Hyperhomocysteinemia has been related to an increased risk of cardiovascular disease in several studies 9, 21, 22. Homocysteine contributes to arterial disease through various mechanisms, such as endothelial dysfunction, increased permeability of lipid and lipoprotein oxidation, vascular inflammation, smooth muscle proliferation, and abnormalities in the clotting cascade 23, 24.
There have been a few studies and inconsistent results regarding the coincidence of Parkinson's disease (PD) and atherosclerotic diseases such as cerebrovascular disease. Carotid intima-media thickness is known as a marker for subclinical atherosclerosis 25. Various studies have produced different results for CIMK in Parkinson's disease. Alexa et al. reported that CIMT was higher in PD patients compared to the controls 26. Oncel et al. demonstrated that CIMT was thickened in patients using levodopa compared to those who were not 27.Lee et al. found that CIMT in PD patients was significantly lower than in the controls 25 .Okura et al. did not demonstrate a relationship between CIMK and Hcy in their study 9.
In our study, the comparison of CIMT between the healthy controls and patients with Parkinson’s did not reveal a significant difference, whereas Parkinson’s patients had higher CIMT levels compared to the patients in the control group. There was also a positive correlation between CIMT and Hcy. When we investigated the other parameters that may have possible effects on CIMT in Parkinson’s patients, we noted that there was no correlation between CIMT and age of onset of the disease, duration of disease, UPDRS, and equivalent dose. There was a positive correlation with stage only. Okura et al. found that the factor associated significantly with mean IMT was age 9.We also demonstrated a positive correlation between age and CIMT, although the level of significance was at the limit.

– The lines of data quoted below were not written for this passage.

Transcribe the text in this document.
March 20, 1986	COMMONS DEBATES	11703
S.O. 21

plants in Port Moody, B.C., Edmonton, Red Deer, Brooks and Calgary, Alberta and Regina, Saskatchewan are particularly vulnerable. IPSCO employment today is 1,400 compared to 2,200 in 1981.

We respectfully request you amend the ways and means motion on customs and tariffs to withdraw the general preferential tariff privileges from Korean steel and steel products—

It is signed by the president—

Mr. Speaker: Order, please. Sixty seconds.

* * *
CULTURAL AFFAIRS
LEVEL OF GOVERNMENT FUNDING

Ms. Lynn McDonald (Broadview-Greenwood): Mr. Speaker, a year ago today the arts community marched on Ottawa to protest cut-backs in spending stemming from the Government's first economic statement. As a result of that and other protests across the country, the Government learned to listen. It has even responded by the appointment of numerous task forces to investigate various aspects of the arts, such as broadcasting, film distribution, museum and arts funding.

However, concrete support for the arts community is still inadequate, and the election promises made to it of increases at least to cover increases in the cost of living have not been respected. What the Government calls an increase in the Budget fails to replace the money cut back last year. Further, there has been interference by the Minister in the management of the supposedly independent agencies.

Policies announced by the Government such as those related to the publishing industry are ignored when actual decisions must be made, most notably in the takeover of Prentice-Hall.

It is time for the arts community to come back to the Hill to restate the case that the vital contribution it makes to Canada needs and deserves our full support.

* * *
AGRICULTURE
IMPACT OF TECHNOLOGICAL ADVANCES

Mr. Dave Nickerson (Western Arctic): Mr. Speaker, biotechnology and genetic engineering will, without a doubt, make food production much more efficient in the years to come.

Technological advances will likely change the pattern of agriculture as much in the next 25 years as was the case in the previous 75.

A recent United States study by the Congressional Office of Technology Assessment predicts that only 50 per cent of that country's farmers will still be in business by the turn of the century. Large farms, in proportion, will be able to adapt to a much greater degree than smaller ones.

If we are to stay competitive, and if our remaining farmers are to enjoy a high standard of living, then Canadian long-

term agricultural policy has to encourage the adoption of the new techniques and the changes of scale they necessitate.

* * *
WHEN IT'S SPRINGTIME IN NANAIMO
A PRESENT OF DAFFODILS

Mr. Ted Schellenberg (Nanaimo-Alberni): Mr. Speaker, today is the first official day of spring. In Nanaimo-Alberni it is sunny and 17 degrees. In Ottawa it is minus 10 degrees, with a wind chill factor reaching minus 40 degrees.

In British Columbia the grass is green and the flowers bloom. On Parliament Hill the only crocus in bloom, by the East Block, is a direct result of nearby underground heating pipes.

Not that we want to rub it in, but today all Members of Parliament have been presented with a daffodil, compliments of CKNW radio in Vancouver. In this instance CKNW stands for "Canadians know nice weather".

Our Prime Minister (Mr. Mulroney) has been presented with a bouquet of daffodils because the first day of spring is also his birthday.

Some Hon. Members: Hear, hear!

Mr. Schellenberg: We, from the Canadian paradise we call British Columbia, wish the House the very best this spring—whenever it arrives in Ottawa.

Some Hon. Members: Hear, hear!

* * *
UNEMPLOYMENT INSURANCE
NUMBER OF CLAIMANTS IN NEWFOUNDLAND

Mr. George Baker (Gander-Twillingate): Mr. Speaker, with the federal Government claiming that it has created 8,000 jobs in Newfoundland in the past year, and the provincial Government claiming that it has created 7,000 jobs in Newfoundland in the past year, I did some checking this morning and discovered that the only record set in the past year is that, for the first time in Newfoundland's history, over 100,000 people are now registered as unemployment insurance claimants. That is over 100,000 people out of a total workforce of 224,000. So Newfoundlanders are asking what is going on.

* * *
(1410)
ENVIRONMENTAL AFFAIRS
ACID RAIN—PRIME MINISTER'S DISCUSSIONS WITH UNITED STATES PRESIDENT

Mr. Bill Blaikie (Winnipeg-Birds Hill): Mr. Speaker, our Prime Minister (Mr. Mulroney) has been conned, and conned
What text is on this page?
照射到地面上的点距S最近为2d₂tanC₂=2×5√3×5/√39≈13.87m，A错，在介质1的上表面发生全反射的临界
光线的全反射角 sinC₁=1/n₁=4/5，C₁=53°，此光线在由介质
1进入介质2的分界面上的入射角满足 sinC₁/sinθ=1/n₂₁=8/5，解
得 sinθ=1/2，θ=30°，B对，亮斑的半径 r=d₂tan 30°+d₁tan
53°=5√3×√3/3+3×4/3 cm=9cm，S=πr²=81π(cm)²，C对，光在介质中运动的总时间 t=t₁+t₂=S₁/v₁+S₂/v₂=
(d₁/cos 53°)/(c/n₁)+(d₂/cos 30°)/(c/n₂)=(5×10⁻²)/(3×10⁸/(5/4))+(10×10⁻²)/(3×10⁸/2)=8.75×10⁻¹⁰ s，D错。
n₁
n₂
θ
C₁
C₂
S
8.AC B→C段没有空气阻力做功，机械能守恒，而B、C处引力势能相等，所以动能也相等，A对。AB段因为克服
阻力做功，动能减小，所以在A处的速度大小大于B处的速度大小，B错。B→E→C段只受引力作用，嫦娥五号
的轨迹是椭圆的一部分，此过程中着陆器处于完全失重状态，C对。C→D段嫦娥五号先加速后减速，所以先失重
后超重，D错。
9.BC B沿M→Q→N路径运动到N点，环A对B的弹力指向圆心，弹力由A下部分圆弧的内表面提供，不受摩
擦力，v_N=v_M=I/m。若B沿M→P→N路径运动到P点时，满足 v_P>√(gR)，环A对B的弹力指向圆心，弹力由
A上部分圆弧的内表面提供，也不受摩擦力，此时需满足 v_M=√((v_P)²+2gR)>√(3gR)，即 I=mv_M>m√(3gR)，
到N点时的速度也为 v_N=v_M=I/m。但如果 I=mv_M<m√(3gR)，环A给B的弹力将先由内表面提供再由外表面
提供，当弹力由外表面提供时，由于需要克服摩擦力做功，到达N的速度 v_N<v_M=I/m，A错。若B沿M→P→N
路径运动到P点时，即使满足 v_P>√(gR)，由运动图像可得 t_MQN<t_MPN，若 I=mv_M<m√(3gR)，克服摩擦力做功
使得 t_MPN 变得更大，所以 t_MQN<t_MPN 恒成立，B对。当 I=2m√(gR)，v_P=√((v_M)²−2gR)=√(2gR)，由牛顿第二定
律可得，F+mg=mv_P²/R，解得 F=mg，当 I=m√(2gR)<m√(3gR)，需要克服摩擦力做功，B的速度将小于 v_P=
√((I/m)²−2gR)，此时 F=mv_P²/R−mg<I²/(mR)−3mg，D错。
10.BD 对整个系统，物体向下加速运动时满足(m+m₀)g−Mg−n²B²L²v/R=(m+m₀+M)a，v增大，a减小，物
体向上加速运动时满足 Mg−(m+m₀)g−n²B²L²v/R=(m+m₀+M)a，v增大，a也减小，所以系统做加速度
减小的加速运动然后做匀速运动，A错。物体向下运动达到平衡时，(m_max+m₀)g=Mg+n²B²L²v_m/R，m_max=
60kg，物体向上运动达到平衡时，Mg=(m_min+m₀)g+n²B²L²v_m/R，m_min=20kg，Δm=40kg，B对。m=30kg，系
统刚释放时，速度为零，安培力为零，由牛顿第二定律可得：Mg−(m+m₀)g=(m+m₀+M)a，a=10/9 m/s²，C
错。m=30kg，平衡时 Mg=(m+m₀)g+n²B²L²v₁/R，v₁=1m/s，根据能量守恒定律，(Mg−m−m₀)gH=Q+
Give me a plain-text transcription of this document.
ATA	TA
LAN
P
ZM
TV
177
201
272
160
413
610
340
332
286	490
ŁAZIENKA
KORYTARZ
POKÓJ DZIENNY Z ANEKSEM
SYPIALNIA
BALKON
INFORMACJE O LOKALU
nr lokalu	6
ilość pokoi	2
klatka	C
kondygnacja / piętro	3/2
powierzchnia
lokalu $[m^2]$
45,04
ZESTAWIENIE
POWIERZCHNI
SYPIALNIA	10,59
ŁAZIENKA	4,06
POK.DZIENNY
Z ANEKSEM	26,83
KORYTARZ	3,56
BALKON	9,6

We have found significantly increased Hcy levels in levodopa +DDEI subgroup which was associated with a nonsignificantly increasement of CMIT. This would impress the importance of clinical and radiological follow up of PD patients with the history of CIMT who are under treatment of levodopa +DDEI.
Finally, regarding the well known strong link between the increased CIMT and atherosclerosis, these above findings may suggest the role of CIMT as a meanful clinical marker for follow-up of patients with IPD. Thus, further studies with larger number of cases are required to explore the association between the homocysteine levels, the clinical course of IPD and the CIMT.
The authors do not have an affiliation with or financial interest in any organization that might pose a conflict of interest.